Player Profile
Dan Brouthers
Dennis Joseph Brouthers stood six feet two inches and weighed 207 pounds at a time when most ballplayers barely topped five-nine. They called him Big Dan, and occasionally Jumbo, after P.T. Barnum's famous elephant. He hit like something out of proportion too. His .342 career batting average ties Babe Ruth on the all-time list. His .520 career slugging percentage was the major league record until Ruth surpassed it in the early 1920s. He won five batting titles, the most of any player in the 19th century, and hit .300 or better in every full season he played. He was, by consensus, baseball's first great slugger.
Wappingers Falls
Brouthers was born in Sylvan Lake, New York, and grew up in Wappingers Falls, a small town along the Hudson River. He was the son of Irish immigrants and went by a different surname in childhood; the family name evolved from Brooder to Brouthers over time. He began playing semipro ball in his late teens, and on July 7, 1877, an event nearly ended his career before it began. During a game for the Actives of Wappingers Falls, Brouthers collided at home plate with catcher Johnny Quigley. His knee struck Quigley's head and fractured his skull. Quigley died of his injuries on August 12. Brouthers was cleared of wrongdoing, but the incident weighed on him.
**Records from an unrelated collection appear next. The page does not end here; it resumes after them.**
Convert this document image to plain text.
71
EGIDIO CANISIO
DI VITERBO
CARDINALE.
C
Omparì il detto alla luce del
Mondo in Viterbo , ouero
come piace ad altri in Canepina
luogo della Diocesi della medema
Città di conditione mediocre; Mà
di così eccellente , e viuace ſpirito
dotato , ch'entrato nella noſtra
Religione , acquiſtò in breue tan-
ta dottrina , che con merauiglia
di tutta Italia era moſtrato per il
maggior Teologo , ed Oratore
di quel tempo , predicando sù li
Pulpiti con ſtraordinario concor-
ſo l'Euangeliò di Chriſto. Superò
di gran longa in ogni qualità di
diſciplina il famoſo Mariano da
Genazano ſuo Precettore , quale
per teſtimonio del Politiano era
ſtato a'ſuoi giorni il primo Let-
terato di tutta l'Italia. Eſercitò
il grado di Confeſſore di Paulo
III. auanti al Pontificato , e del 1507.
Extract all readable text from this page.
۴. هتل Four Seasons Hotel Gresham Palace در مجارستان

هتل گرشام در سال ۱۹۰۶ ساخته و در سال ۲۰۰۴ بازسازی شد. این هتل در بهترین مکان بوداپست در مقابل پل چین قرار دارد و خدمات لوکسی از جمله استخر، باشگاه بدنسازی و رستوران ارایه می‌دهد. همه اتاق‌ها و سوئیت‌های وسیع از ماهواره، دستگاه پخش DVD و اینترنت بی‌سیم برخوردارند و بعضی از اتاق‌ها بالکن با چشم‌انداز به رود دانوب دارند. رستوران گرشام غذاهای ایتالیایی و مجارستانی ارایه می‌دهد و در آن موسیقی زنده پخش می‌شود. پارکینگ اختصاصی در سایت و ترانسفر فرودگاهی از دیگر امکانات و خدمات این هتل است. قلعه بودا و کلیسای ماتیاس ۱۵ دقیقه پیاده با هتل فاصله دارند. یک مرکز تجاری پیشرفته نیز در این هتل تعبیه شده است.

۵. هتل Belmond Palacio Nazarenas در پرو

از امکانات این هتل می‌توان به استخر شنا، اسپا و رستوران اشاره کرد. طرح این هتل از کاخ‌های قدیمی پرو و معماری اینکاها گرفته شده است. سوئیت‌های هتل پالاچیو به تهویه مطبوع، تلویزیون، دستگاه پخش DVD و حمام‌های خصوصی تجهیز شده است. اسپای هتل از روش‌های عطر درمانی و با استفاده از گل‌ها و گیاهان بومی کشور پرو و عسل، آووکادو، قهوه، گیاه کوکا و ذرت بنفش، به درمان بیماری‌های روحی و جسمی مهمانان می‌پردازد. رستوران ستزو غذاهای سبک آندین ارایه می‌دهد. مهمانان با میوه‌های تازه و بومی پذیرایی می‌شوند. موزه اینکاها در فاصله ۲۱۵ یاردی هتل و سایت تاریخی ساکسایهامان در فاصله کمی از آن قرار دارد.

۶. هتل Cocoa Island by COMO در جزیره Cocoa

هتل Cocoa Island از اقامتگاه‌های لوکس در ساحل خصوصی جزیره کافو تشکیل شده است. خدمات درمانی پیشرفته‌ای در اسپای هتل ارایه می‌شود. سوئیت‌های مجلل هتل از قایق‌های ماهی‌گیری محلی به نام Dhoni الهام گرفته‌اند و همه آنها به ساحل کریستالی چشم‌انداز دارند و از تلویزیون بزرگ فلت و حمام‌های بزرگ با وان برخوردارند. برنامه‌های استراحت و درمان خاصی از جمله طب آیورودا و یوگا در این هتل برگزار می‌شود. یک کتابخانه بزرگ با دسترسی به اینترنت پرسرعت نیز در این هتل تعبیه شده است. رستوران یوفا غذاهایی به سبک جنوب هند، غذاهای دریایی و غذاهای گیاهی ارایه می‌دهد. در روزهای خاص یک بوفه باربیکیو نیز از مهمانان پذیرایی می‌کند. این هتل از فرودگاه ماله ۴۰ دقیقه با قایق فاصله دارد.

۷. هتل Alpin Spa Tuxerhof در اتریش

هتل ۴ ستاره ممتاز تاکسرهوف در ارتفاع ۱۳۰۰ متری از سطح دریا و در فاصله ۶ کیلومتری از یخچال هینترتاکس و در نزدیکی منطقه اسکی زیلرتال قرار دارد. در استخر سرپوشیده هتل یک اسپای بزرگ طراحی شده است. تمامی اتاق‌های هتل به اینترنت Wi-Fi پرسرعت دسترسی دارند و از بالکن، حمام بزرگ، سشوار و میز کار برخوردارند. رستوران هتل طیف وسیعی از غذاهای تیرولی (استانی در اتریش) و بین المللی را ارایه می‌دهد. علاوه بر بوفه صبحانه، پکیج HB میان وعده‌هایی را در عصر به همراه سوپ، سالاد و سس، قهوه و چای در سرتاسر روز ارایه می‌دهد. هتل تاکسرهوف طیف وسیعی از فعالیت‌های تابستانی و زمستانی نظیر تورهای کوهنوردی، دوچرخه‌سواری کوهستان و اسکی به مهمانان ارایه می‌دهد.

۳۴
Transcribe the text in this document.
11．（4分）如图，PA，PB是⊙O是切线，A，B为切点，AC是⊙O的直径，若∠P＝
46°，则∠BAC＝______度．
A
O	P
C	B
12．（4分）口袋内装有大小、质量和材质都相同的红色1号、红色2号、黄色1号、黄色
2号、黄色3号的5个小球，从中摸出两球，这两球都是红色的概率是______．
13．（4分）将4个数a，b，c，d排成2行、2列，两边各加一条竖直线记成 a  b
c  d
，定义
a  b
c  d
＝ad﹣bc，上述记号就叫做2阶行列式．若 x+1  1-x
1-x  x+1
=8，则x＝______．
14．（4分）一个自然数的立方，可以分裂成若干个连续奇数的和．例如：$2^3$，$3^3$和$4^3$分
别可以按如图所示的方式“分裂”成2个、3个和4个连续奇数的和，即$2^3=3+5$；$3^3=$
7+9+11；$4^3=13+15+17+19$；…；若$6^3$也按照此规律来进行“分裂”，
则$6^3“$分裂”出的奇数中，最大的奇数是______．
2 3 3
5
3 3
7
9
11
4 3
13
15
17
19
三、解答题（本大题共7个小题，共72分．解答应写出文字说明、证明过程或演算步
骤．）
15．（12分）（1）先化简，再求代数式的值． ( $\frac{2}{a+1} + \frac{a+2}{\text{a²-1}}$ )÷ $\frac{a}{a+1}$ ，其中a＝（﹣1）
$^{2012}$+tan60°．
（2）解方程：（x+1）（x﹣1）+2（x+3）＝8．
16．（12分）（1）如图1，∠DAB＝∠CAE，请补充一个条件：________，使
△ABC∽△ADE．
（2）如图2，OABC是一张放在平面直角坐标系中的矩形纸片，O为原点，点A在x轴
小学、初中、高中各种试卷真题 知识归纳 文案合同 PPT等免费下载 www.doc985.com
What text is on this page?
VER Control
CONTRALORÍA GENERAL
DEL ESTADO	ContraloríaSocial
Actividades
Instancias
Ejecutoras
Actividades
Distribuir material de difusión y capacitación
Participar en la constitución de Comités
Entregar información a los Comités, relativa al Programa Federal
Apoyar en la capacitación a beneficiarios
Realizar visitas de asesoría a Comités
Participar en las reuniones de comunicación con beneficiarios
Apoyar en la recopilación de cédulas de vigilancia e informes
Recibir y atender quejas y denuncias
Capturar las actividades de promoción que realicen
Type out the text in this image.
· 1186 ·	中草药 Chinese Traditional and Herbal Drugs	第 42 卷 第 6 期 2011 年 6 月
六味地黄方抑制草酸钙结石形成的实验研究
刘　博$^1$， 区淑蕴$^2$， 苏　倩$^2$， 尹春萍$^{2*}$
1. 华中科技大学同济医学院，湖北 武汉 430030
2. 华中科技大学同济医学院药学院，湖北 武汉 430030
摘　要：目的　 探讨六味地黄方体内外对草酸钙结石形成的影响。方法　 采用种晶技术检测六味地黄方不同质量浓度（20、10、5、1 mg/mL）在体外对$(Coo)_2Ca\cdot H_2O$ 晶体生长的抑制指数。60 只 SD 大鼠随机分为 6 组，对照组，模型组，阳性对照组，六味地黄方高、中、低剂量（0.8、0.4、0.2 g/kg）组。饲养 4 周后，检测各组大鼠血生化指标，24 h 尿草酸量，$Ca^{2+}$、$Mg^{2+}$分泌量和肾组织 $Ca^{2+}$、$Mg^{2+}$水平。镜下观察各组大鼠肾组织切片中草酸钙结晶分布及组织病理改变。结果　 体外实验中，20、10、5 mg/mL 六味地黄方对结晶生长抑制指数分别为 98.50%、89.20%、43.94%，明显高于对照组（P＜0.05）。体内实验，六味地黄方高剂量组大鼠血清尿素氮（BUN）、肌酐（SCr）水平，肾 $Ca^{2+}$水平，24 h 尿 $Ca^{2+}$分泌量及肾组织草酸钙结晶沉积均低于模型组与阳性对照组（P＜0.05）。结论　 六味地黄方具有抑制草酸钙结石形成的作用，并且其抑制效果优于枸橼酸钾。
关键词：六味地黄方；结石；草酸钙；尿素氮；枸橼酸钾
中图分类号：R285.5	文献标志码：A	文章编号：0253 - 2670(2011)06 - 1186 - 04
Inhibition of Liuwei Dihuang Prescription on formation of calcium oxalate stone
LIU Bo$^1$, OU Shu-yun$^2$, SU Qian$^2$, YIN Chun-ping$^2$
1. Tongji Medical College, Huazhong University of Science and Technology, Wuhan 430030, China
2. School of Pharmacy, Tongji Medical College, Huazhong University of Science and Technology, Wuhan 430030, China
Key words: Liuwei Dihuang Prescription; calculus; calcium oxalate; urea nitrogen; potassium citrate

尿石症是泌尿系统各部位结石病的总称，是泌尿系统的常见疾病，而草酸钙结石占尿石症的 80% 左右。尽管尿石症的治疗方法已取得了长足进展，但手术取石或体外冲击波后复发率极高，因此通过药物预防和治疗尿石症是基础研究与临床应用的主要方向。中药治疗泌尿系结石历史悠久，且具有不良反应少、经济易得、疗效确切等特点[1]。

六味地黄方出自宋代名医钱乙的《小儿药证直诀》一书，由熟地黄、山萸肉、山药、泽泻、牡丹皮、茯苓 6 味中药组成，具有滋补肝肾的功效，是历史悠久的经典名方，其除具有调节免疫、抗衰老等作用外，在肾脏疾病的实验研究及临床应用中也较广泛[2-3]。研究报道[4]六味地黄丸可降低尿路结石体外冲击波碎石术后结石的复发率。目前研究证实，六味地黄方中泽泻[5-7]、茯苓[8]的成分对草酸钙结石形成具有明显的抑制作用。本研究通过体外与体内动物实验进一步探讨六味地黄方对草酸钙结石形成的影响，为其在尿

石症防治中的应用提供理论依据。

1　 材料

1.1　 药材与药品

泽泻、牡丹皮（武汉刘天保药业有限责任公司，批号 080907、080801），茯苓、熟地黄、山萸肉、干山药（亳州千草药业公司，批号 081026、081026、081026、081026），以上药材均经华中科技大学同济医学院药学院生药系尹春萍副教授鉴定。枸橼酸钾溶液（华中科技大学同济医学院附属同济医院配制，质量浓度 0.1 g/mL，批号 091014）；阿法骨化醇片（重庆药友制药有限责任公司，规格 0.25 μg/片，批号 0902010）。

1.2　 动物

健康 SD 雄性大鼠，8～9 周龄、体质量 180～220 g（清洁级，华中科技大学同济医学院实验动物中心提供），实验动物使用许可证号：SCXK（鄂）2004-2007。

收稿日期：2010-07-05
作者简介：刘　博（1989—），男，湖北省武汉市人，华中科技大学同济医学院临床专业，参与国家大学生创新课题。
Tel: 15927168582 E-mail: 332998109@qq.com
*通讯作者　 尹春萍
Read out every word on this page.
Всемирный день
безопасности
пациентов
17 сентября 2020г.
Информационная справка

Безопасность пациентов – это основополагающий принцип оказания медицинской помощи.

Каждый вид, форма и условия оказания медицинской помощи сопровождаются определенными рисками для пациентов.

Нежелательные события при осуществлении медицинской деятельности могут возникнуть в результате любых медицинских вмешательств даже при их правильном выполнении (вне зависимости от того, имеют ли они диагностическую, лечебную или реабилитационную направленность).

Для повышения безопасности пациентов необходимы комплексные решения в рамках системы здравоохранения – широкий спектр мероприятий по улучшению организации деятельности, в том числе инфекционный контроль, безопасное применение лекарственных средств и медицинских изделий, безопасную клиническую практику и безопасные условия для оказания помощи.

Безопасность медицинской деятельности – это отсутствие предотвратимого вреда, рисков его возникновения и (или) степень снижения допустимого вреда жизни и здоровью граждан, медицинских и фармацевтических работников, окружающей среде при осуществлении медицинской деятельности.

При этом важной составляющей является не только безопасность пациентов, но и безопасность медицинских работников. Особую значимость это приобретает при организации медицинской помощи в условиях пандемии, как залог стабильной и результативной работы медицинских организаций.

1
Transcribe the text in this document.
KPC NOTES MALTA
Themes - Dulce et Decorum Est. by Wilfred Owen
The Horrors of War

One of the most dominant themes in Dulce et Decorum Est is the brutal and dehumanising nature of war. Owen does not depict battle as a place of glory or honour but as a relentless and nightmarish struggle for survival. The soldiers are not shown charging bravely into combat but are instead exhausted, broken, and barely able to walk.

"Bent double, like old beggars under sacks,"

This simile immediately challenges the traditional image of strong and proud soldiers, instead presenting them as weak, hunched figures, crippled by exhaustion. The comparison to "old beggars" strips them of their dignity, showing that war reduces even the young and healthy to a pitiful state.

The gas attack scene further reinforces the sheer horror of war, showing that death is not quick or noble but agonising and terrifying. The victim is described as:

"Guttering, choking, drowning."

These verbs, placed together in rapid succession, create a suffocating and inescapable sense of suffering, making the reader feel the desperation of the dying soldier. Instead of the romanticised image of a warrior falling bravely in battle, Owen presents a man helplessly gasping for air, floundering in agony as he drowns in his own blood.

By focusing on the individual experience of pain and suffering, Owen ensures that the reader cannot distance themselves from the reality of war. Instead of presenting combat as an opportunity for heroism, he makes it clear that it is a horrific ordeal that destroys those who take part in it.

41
He reached the major leagues in 1879 with the Troy Trojans, then moved to the Buffalo Bisons, where his career took shape. In Buffalo he led the National League in batting average in 1882 (.368) and 1883 (.374), establishing himself as the most dangerous hitter in the game.
The Big Four and Detroit
When the Buffalo franchise folded after the 1885 season, Brouthers and three teammates, Hardy Richardson, Jack Rowe, and Deacon White, were sold as a package to the Detroit Wolverines for $7,000. The press called them the Big Four. The transfer transformed Detroit into a contender, and in 1887 the Wolverines won the World Series over the St. Louis Browns, ten games to five.
Brouthers hit left-handed and swung a bat that measured 41.5 inches and weighed 38 ounces, substantially heavier than modern lumber. He drove the ball to all fields with unusual force. In 1886 he hit three home runs in a single game against Chicago, one of only eleven instances of a three-homer game during the entire 19th century. He briefly held the career home run record from 1887 to 1889.
Boston, Brooklyn, Baltimore
Brouthers moved to the Boston Beaneaters in 1889, won his third batting title (.373), and then joined the Players League rebellion of 1890. The Players League was organized by ballplayers themselves in revolt against the reserve clause and exploitative owner practices. Brouthers played first base for the Boston Reds, sharing the roster with Old Hoss Radbourn and King Kelly, and the team won the Players League pennant.
When the Players League collapsed after one season, Brouthers landed with the Boston Reds in the American Association, where he won his fourth batting title (.350) in 1891. He then spent two seasons with the Brooklyn Grooms, winning his fifth batting title (.335) in 1892, before arriving in Baltimore.
The 1894 Baltimore Orioles remain one of the legendary teams in baseball history. Every starter hit .300 or better. The roster held six future Hall of Famers, among them John McGraw, Willie Keeler, Hughie Jennings, and Brouthers himself. Brouthers hit .347 with 128 RBI. He was 36 years old and still productive, but his body was beginning to slow.
The Polo Grounds Night Watchman
Brouthers played his last regular major league season in 1896 with the Philadelphia Phillies, then spent several years in the minor leagues before a brief return. In October 1904, John McGraw honored his old teammate by putting the 46-year-old Brouthers on the New York Giants roster for the final two games of the season. It was a gesture of respect for a man who had been the most feared hitter in the country a generation earlier.
McGraw then kept Brouthers employed at the Polo Grounds for nearly two decades. Brouthers served as a scout (Sporting Life called him the Giants' "chief scout" in 1907), a ticket taker at the press gate, and eventually a night watchman. Among the players he scouted were first baseman Fred Merkle and second baseman Larry Doyle. In the evenings after games, McGraw, Brouthers, and fellow ex-player Amos Rusie would sit together and talk about the old days.
Brouthers died of a heart attack on August 2, 1932, in East Orange, New Jersey, at 74. He was elected to the Hall of Fame in 1945 by the Old Timers Committee. In 1971, Wappingers Falls dedicated a field and a monument in his honor. His slugging records had long since fallen to Ruth, but his .342 average still ranks among the highest in history, and his five batting titles stood as the 19th century's best for more than a hundred years.